|Robert Murray McCheyne|
Jehovah Tsidkenu meant nothing to me
(Robert Murray McCheyne)
We sang this hymn yesterday morning in church. We started off with two short Psalms (133 and 134) which have but 5 verses between them, so we run them into one another and sang them to the same tune. We then sang, after the scripture reading, McCheyne's testimony hymn and then, after the message, finished off with the hymn "Jesus my Saviour is precious to me." I preached on John 7:37-39 on the Lord's great invitation on the last day of the feast for all the thirsty ones to come and drink. I did not preach it evangelistically (although I introduced it as such) because I wanted to preach the gospel at night (from John 5:40). So, I concentrated on what we have when we come to Christ with a view of encouraging and teaching the Christians present. For those interested in outlines, I pointed out that when we come to Christ, we have:
1) The reality and not the shadow (i.e. no longer the type i.e. the Feast/Tabernacles but the thing typified i.e. Christ who tabernacled among us)
2) The satisfaction and not the thirst (obvious from text)
3) The fullness and not the limitation - we now have the Holy Spirit given more fully than before (v38-39).
I enjoyed better liberty at night, but nevertheless the folk seemed to enjoy the morning message.
I chose McCheyne's hymn because he mentions "I drank at the fountain, life giving and free" which obviously tied in with the text. However, as you will observe, this is not the quote I head this blog post with. The words above actually came with more sweetness to my soul. Friends had obviously witnessed to McCheyne when he was yet unsaved. His older brother, David, who passed away early (as indeed Robert did) had a great impact upon him. But they not only witnessed to him about Christ crucfied ("Christ on the tree") but they did so (in McCheyne's words) "with rapture." It was not mechancial, nor out of a mere sense of duty. Their souls were enraptured with Christ, much like the church in the Song of Solomon. Fittingly, Song of Solomon was McCheyne's favourite book of the Bible.

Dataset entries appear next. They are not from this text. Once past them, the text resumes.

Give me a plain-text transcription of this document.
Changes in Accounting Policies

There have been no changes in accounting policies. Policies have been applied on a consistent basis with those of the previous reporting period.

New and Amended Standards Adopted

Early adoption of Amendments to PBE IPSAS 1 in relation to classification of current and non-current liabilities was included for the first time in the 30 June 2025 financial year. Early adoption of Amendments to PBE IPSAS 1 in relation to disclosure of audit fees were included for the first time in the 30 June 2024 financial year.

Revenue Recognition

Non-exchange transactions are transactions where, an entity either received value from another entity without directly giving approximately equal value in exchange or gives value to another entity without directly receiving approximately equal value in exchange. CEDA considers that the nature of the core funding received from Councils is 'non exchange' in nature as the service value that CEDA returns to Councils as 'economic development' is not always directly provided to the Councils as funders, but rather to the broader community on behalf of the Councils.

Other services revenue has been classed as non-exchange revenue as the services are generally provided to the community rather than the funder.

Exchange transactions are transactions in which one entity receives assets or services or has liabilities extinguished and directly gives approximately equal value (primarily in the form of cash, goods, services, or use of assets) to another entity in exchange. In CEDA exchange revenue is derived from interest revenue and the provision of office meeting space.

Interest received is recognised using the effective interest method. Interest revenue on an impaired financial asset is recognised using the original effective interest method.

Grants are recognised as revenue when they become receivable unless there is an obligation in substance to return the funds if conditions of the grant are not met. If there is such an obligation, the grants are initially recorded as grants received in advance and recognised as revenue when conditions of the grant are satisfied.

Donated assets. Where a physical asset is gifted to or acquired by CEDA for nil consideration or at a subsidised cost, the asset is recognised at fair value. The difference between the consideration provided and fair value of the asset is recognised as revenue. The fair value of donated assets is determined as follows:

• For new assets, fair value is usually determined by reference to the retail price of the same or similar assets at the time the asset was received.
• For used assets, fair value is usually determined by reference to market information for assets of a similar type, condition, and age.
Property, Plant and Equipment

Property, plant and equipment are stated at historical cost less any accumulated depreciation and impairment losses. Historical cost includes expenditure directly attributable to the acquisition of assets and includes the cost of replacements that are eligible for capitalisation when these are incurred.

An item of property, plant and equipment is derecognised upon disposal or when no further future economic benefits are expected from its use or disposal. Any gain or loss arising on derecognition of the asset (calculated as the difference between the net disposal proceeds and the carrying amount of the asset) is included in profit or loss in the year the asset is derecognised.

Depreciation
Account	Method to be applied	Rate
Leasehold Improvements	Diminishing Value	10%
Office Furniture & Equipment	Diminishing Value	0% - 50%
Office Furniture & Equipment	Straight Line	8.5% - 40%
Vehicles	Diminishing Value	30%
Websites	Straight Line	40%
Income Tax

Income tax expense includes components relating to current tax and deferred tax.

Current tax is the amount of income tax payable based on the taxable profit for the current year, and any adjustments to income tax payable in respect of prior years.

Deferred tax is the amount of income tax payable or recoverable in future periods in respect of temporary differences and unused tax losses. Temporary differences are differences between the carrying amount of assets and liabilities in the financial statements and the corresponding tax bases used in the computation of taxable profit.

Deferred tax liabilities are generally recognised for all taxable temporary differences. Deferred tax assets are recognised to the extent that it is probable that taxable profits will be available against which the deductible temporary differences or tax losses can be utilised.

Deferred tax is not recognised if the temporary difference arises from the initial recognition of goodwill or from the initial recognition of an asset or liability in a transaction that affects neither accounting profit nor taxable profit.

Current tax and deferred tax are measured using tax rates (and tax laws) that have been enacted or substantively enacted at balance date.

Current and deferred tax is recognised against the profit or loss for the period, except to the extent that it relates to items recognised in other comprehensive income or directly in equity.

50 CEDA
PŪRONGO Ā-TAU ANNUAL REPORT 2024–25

Maybe you have never heard of McCheyne. I was asked a while ago as to which book I had read and would recommend. I chose McCheyne's biography by his close friend Andrew Bonar for its sheer spirituality. Books have gone and gone in my library but this one ever will remain. It formed part of my life when as a young believer, I rushed home from my work to devour more of its pages in the summer of 1979.